The idea is to keep them from going out to the broader community and putting others at risk.

“That’s one way you can stop an infection from spreading,”  Krueger said.

Patient privacy is uppermost in the investigatory process.

“When we do contact tracing, we don’t tell you who you were exposed to. Sometimes it’s pretty obvious because a family member has told other family members, but we keep your information protected.”

Krueger says it’s important for community members to remain vigilant.

“COVID is still in our community,” he said. “Thankfully, we’ve been able to reduce that spread very significantly through a lot of public health measures put in place.”

He said public health is very different from direct medical care.

“I’m a family doctor by training and most of my care as a family doctor involves taking care of individuals. Public health takes care of populations of people. You have to think a little bit differently when you’re taking care of a large population and you’re trying to think about the wellbeing of hundreds, thousands or even millions of people.

“When we go to the doctor, we think about our own health and not necessarily about how our health condition could affect other people. When you put on your public health hat, you have to ask how the health of everybody affects everyone else.”

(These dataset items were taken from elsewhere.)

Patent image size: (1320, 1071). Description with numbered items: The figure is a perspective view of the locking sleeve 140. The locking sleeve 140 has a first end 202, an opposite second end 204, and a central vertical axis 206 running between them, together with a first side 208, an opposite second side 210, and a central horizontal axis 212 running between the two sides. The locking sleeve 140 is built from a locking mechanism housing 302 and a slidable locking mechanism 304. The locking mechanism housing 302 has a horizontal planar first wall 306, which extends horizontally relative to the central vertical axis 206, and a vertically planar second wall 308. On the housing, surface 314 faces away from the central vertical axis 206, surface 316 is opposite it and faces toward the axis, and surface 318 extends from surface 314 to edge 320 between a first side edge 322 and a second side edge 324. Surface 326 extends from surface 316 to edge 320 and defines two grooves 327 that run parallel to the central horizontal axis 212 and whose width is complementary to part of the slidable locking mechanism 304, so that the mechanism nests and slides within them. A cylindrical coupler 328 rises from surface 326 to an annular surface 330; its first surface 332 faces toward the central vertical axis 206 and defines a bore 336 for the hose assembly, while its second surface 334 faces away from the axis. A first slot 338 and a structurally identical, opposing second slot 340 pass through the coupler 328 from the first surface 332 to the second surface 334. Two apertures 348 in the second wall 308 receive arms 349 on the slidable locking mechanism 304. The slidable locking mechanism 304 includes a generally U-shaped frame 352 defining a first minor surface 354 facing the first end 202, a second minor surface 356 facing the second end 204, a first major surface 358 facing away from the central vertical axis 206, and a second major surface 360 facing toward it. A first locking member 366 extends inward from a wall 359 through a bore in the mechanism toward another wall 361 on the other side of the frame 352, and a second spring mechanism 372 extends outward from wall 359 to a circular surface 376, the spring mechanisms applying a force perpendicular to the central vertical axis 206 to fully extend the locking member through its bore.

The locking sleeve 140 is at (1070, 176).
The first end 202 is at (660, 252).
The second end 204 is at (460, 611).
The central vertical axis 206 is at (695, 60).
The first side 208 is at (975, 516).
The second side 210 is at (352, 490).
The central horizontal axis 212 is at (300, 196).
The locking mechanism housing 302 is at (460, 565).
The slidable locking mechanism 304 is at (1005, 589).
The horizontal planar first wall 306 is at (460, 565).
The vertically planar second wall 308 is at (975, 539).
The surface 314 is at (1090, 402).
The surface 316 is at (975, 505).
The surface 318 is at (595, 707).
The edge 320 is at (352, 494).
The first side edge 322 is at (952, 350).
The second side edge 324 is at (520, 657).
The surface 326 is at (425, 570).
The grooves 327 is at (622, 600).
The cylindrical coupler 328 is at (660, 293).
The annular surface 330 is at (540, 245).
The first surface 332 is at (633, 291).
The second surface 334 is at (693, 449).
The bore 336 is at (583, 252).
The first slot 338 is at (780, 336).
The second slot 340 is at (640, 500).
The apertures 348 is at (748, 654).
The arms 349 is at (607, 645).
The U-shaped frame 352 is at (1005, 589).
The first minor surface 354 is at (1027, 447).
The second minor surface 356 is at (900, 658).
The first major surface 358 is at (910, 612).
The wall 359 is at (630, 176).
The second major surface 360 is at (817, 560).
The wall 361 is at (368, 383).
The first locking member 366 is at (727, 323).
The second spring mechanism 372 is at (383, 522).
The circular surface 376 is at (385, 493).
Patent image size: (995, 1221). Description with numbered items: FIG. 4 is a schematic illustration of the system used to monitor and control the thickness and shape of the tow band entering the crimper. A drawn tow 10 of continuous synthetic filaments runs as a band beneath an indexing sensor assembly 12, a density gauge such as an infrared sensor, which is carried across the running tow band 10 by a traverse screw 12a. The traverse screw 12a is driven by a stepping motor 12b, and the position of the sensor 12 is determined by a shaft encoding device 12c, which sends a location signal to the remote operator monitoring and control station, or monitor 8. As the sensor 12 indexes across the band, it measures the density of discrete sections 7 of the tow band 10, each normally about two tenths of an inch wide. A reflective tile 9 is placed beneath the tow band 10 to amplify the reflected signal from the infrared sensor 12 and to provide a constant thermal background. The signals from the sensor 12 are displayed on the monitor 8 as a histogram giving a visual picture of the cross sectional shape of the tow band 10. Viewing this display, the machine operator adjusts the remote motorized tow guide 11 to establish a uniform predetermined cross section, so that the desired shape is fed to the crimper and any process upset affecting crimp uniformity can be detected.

Krueger said of the nearly 16,000 total coronavirus tests the Chickasaw Nation has performed to date, a significant number are tribal employees and family members, which helps provide insight into how to stop its spread.

“Seeing our own testing data has been very helpful to us to evaluate our mitigation strategies we have in place. If we need to we can change things to help make our workplace even safer.

“If there are outbreaks, we can rapidly identify them and respond, isolate those individuals, contact-trace them and their close contacts and not only protect our workplace but our communities in which we live and work,” he said.